The Quidax report segments user behaviors into Investors (67.2%), Pragmatists (18.4%), and Traders (14.4%). This means that more than four out of five users are using crypto for savings, payments, and financial problem‑solving. Most Nigerian users skew local and international centralized apps and rely on local stablecoin pairs like CNGN/USDT for savings and payments. They also receive more than they send overall (56.1% “mostly receive”), reflecting remittances and freelance income streams.

imagesource:Quidax
The Centralized Exchange vs. P2P Debate: Security Trumps Ideology
The analysis also answers the “centralized exchange vs. P2P” debate, with 88% of Nigerian adopters preferring centralized exchanges. Their reasoning, stability, and ease of use are tools with localized payments platforms. Currently, centralized exchanges command 83.2% preference, while just 10.7% prefer P2P and 2.6% opt for DEXs.
For the most part, users prioritize security and trust (23.24% of respondents) and ease of use (19.26%) over the theoretical benefits of peer-to-peer transactions. Blockchain’s “bank-like” security with low transaction fees offers reassurance and a better alternative. CEX has a monopoly with deep liquidity, perceived safety, and a wide product set (e.g., Binance’s 79.36% historical usage), creating high switching costs, especially for first‑time adopters and students.
Interestingly, the study documents what they term as a “loyalty paradox,” with 70% of investors sticking with platforms that offer reliable tools and security. In Africa, if you offer quality, you’re likely to retain most of your community and users.
Stablecoins as Nigeria’s digital anchor
Asset utility patterns complete the picture of a utility-first market. Stablecoins have remained the backbone of everyday usage, with 45.52% of users receiving them, 38.28% sending them, and Stablecoin/NGN being the top trading pair (25.51%). They typically serve as a “digital anchor,” providing a means to transact throughout the globe, hedge against inflation, and offer more value.
When dissecting crypto earnings, users choose ETH since it’s cheaper to send and receive than Bitcoin (34.46%). The data also shows how 56.1% receive cryptocurrencies that are sent, placing Nigeria as Africa’s net receiver in the global crypto economy.
FOLLOW UP: Nigeria’s SEC and Quidax Host Powerful Blockchain Training Series
Furthermore, 40% of transactions fall within the 10−10−50 range, with 88.1% of users transacting at least monthly. Crypto earnings are a means to maintain purchasing power, with stablecoins being the go-to medium of conversion and withdrawal.

imagesource:Quidax
Nigeria’s Improved Regulations
Nigeria has had its fair share of bumps throughout its regulatory history, but in 2025 it’s steadily outpacing regulatory frontiers like South Africa. Regulators (SEC and CBN) now opt for complementary mandates and a “Sanction‑Free Invitation to Innovate,” reinforced by programs like the Acceleratory Regulatory Incubation Program.

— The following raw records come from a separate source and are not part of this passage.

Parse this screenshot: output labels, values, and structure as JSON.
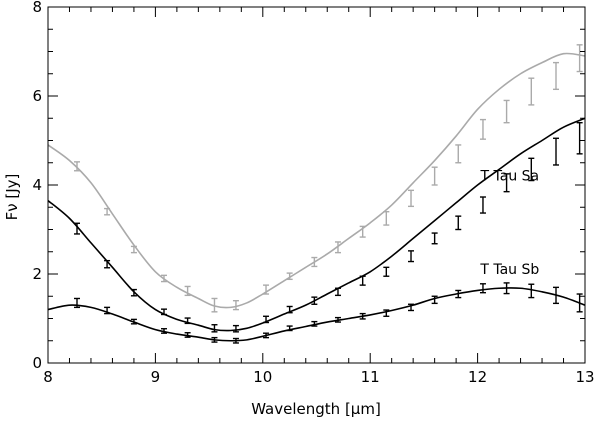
{
  "chart_data": {
    "type": "line",
    "title": "",
    "xlabel": "Wavelength [μm]",
    "ylabel": "Fν [Jy]",
    "xlim": [
      8,
      13
    ],
    "ylim": [
      0,
      8
    ],
    "x_ticks": [
      8,
      9,
      10,
      11,
      12,
      13
    ],
    "y_ticks": [
      0,
      2,
      4,
      6,
      8
    ],
    "grid": false,
    "legend": "none",
    "series": [
      {
        "color": "#aaaaaa",
        "curve": {
          "x": [
            8.0,
            8.2,
            8.4,
            8.6,
            8.8,
            9.0,
            9.2,
            9.4,
            9.55,
            9.7,
            9.85,
            10.0,
            10.2,
            10.4,
            10.6,
            10.8,
            11.0,
            11.2,
            11.4,
            11.6,
            11.8,
            12.0,
            12.2,
            12.4,
            12.6,
            12.8,
            13.0
          ],
          "y": [
            4.9,
            4.55,
            4.05,
            3.35,
            2.65,
            2.05,
            1.7,
            1.45,
            1.28,
            1.25,
            1.35,
            1.55,
            1.85,
            2.15,
            2.45,
            2.8,
            3.15,
            3.55,
            4.05,
            4.55,
            5.1,
            5.7,
            6.15,
            6.5,
            6.75,
            6.95,
            6.9
          ]
        },
        "error_points": [
          {
            "x": 8.27,
            "y": 4.42,
            "err": 0.1
          },
          {
            "x": 8.55,
            "y": 3.4,
            "err": 0.07
          },
          {
            "x": 8.8,
            "y": 2.55,
            "err": 0.07
          },
          {
            "x": 9.08,
            "y": 1.9,
            "err": 0.07
          },
          {
            "x": 9.3,
            "y": 1.62,
            "err": 0.1
          },
          {
            "x": 9.55,
            "y": 1.3,
            "err": 0.15
          },
          {
            "x": 9.75,
            "y": 1.3,
            "err": 0.1
          },
          {
            "x": 10.03,
            "y": 1.65,
            "err": 0.1
          },
          {
            "x": 10.25,
            "y": 1.95,
            "err": 0.07
          },
          {
            "x": 10.48,
            "y": 2.27,
            "err": 0.1
          },
          {
            "x": 10.7,
            "y": 2.6,
            "err": 0.12
          },
          {
            "x": 10.93,
            "y": 2.95,
            "err": 0.12
          },
          {
            "x": 11.15,
            "y": 3.25,
            "err": 0.15
          },
          {
            "x": 11.38,
            "y": 3.7,
            "err": 0.18
          },
          {
            "x": 11.6,
            "y": 4.2,
            "err": 0.2
          },
          {
            "x": 11.82,
            "y": 4.7,
            "err": 0.2
          },
          {
            "x": 12.05,
            "y": 5.25,
            "err": 0.22
          },
          {
            "x": 12.27,
            "y": 5.65,
            "err": 0.25
          },
          {
            "x": 12.5,
            "y": 6.1,
            "err": 0.3
          },
          {
            "x": 12.73,
            "y": 6.45,
            "err": 0.3
          },
          {
            "x": 12.95,
            "y": 6.85,
            "err": 0.3
          }
        ]
      },
      {
        "label": "T Tau Sa",
        "color": "#000000",
        "curve": {
          "x": [
            8.0,
            8.2,
            8.4,
            8.6,
            8.8,
            9.0,
            9.2,
            9.4,
            9.55,
            9.7,
            9.85,
            10.0,
            10.2,
            10.4,
            10.6,
            10.8,
            11.0,
            11.2,
            11.4,
            11.6,
            11.8,
            12.0,
            12.2,
            12.4,
            12.6,
            12.8,
            13.0
          ],
          "y": [
            3.65,
            3.25,
            2.7,
            2.15,
            1.6,
            1.2,
            0.98,
            0.85,
            0.75,
            0.73,
            0.78,
            0.9,
            1.1,
            1.3,
            1.55,
            1.8,
            2.05,
            2.4,
            2.8,
            3.2,
            3.6,
            4.0,
            4.35,
            4.7,
            5.0,
            5.3,
            5.5
          ]
        },
        "error_points": [
          {
            "x": 8.27,
            "y": 3.02,
            "err": 0.12
          },
          {
            "x": 8.55,
            "y": 2.22,
            "err": 0.08
          },
          {
            "x": 8.8,
            "y": 1.58,
            "err": 0.07
          },
          {
            "x": 9.08,
            "y": 1.15,
            "err": 0.06
          },
          {
            "x": 9.3,
            "y": 0.95,
            "err": 0.06
          },
          {
            "x": 9.55,
            "y": 0.78,
            "err": 0.08
          },
          {
            "x": 9.75,
            "y": 0.77,
            "err": 0.07
          },
          {
            "x": 10.03,
            "y": 0.98,
            "err": 0.07
          },
          {
            "x": 10.25,
            "y": 1.2,
            "err": 0.07
          },
          {
            "x": 10.48,
            "y": 1.4,
            "err": 0.08
          },
          {
            "x": 10.7,
            "y": 1.6,
            "err": 0.08
          },
          {
            "x": 10.93,
            "y": 1.85,
            "err": 0.1
          },
          {
            "x": 11.15,
            "y": 2.05,
            "err": 0.1
          },
          {
            "x": 11.38,
            "y": 2.4,
            "err": 0.12
          },
          {
            "x": 11.6,
            "y": 2.8,
            "err": 0.12
          },
          {
            "x": 11.82,
            "y": 3.15,
            "err": 0.15
          },
          {
            "x": 12.05,
            "y": 3.55,
            "err": 0.18
          },
          {
            "x": 12.27,
            "y": 4.05,
            "err": 0.2
          },
          {
            "x": 12.5,
            "y": 4.35,
            "err": 0.25
          },
          {
            "x": 12.73,
            "y": 4.75,
            "err": 0.3
          },
          {
            "x": 12.95,
            "y": 5.05,
            "err": 0.35
          }
        ]
      },
      {
        "label": "T Tau Sb",
        "color": "#000000",
        "curve": {
          "x": [
            8.0,
            8.2,
            8.4,
            8.6,
            8.8,
            9.0,
            9.2,
            9.4,
            9.55,
            9.7,
            9.85,
            10.0,
            10.2,
            10.4,
            10.6,
            10.8,
            11.0,
            11.2,
            11.4,
            11.6,
            11.8,
            12.0,
            12.2,
            12.4,
            12.6,
            12.8,
            13.0
          ],
          "y": [
            1.2,
            1.3,
            1.25,
            1.1,
            0.92,
            0.75,
            0.65,
            0.58,
            0.52,
            0.5,
            0.52,
            0.6,
            0.72,
            0.82,
            0.92,
            1.0,
            1.08,
            1.18,
            1.3,
            1.45,
            1.55,
            1.63,
            1.68,
            1.68,
            1.6,
            1.48,
            1.3
          ]
        },
        "error_points": [
          {
            "x": 8.27,
            "y": 1.35,
            "err": 0.1
          },
          {
            "x": 8.55,
            "y": 1.18,
            "err": 0.07
          },
          {
            "x": 8.8,
            "y": 0.93,
            "err": 0.05
          },
          {
            "x": 9.08,
            "y": 0.72,
            "err": 0.05
          },
          {
            "x": 9.3,
            "y": 0.63,
            "err": 0.05
          },
          {
            "x": 9.55,
            "y": 0.52,
            "err": 0.05
          },
          {
            "x": 9.75,
            "y": 0.5,
            "err": 0.05
          },
          {
            "x": 10.03,
            "y": 0.62,
            "err": 0.05
          },
          {
            "x": 10.25,
            "y": 0.78,
            "err": 0.05
          },
          {
            "x": 10.48,
            "y": 0.88,
            "err": 0.05
          },
          {
            "x": 10.7,
            "y": 0.97,
            "err": 0.05
          },
          {
            "x": 10.93,
            "y": 1.05,
            "err": 0.06
          },
          {
            "x": 11.15,
            "y": 1.12,
            "err": 0.07
          },
          {
            "x": 11.38,
            "y": 1.25,
            "err": 0.07
          },
          {
            "x": 11.6,
            "y": 1.42,
            "err": 0.08
          },
          {
            "x": 11.82,
            "y": 1.55,
            "err": 0.08
          },
          {
            "x": 12.05,
            "y": 1.68,
            "err": 0.1
          },
          {
            "x": 12.27,
            "y": 1.68,
            "err": 0.12
          },
          {
            "x": 12.5,
            "y": 1.62,
            "err": 0.15
          },
          {
            "x": 12.73,
            "y": 1.52,
            "err": 0.18
          },
          {
            "x": 12.95,
            "y": 1.35,
            "err": 0.2
          }
        ]
      }
    ]
  }
}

The Investment & Securities Act 2025 provides the legal framework the industry had awaited. With 96.2% of users intending to use crypto more and a projected 29 million adopters by the end of 2026, momentum is strong. Users say the biggest unlocks are easier onboarding (22.14%), lower risk (21.67%), and clearer government support (18.42%).

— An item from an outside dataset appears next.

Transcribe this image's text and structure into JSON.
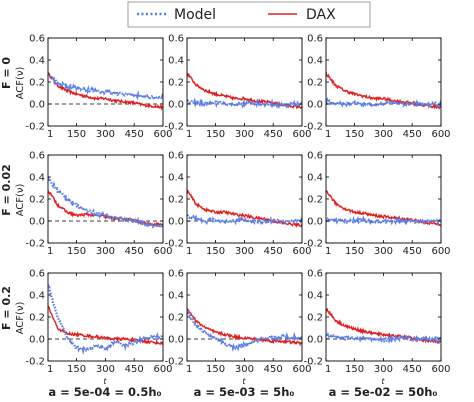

The Quidax report provides a unique look into how Nigeria’s $57.11 billion trading volume is ironically dispersed throughout its entire population. Unlike global trends where institutional whales and high-net-worth individuals hoard most market trends, for Nigeria, it’s distributed, creating a wider sense of adoption.
Low-income crypto investors don’t attest to “overnight millions,” but they do showcase steady adoption and how digital assets are practical financial lifelines.